Ларс с досадой оглядел просторную спальню, светлое окно во всю стену, яркое небо, макушки небоскребов Уолл-стрит, которые, как недомерки, привстав на цыпочки, пытались заглянуть в комнату.
«Вот ведь глупость, – раздраженно подумал Куинджи, – угробить чертову уйму денег и не сметь выйти на балкон!»
Он патологически боялся высоты. На смотровых площадках и мостах у него кружилась голова, ноги подгибались и становились ватными, накатывала дурнота. Он знал наверняка, что никогда и ни за какие деньги не прыгнет с парашютом. Да он и не собирался. До переезда в Трайбеку он относился к своей акрофобии снисходительно, как к нелепой причуде психики, в целом устойчивой и рациональной.
Куинджи скучал по своему прежнему жилью – допотопному особняку на Вест-сайд, кривобокому и узкому, словно стиснутому с боков двумя такими же домами-пенсионерами. Фасад, выложенный диким красноватым камнем, был похож на поджаристое овсяное печенье. В сумрачных комнатах пахло пылью и мастикой, лестницы с резными перилами круто взбирались вверх и скрипели на все лады. Как ему не хватало этого скрипа! Камин, с черным, как ад, зевом за кованой решеткой, кожаные кресла-великаны, беспощадно убаюкивающие свои жертвы, толстые, вытертые ковры из неведомых восточных стран – Куинджи, закрыв глаза, запросто мог вспомнить каждую царапину, каждый узор.

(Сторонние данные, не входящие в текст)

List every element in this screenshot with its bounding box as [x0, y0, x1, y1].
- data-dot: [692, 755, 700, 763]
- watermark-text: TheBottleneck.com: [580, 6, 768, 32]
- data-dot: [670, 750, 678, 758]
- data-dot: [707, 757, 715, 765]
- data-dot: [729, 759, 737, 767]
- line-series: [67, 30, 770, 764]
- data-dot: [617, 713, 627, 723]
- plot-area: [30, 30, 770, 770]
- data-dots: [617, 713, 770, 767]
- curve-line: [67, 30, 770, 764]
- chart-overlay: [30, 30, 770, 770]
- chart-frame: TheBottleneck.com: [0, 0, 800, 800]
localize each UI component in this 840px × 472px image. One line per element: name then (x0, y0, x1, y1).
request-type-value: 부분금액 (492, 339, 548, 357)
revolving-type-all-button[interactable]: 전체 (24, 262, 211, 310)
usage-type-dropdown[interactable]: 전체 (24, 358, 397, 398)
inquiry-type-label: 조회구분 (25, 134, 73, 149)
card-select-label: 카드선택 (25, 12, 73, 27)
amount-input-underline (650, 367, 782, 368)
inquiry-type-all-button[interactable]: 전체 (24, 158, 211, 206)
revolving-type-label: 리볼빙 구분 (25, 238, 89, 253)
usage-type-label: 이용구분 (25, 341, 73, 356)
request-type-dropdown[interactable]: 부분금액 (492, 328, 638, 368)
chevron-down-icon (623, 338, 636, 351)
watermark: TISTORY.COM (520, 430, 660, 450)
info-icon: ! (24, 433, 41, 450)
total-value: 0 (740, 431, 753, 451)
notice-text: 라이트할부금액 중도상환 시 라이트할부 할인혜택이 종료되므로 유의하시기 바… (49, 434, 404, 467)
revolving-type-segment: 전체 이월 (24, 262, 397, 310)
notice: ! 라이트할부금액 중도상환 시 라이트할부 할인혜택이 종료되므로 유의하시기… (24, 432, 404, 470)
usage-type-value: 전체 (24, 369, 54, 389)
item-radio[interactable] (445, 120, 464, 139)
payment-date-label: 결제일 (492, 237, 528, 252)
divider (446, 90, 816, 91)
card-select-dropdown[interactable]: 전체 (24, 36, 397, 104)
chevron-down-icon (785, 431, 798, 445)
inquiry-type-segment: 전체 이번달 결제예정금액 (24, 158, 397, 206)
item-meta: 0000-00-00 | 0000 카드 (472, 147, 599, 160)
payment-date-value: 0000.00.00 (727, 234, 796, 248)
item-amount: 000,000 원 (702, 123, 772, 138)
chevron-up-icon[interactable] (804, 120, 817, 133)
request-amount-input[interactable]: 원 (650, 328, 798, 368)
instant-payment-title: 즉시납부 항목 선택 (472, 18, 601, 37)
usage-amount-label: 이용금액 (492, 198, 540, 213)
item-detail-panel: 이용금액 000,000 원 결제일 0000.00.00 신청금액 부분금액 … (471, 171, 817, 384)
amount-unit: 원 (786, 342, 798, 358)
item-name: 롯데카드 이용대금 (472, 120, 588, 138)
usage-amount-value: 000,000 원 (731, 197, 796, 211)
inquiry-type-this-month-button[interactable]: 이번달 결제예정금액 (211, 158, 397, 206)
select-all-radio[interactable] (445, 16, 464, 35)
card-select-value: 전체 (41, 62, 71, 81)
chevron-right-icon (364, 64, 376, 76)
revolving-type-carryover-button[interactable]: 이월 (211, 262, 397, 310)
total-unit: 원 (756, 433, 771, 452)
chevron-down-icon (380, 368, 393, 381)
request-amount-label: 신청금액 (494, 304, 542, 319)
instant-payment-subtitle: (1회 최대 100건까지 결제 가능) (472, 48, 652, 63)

– Вот ведь глупость, – громко произнес он, глядя в зеркало; зазеркальный Куинджи не спорил.
Причина переезда была нелепа, Ларс осознавал это, но поделать с собой ничего не мог: однажды, проснувшись среди ночи, он с тошнотворной ясностью представил себе, как стареет. Как он стремительно и необратимо дряхлеет вот на этой самой кровати, похожей на древний катафалк, а из тусклой бронзы рам, насмешливо топорща тараканьи усища, на процесс распада взирают зализанные антикварные господа в кружевных воротниках и морские пейзажи с одинокими кораблями в бурных волнах. Ему послышалось даже, что особняк по-стариковски вздыхает и сердобольно кряхтит трухлявыми балками, мол, ну что поделаешь, брат, все там будем.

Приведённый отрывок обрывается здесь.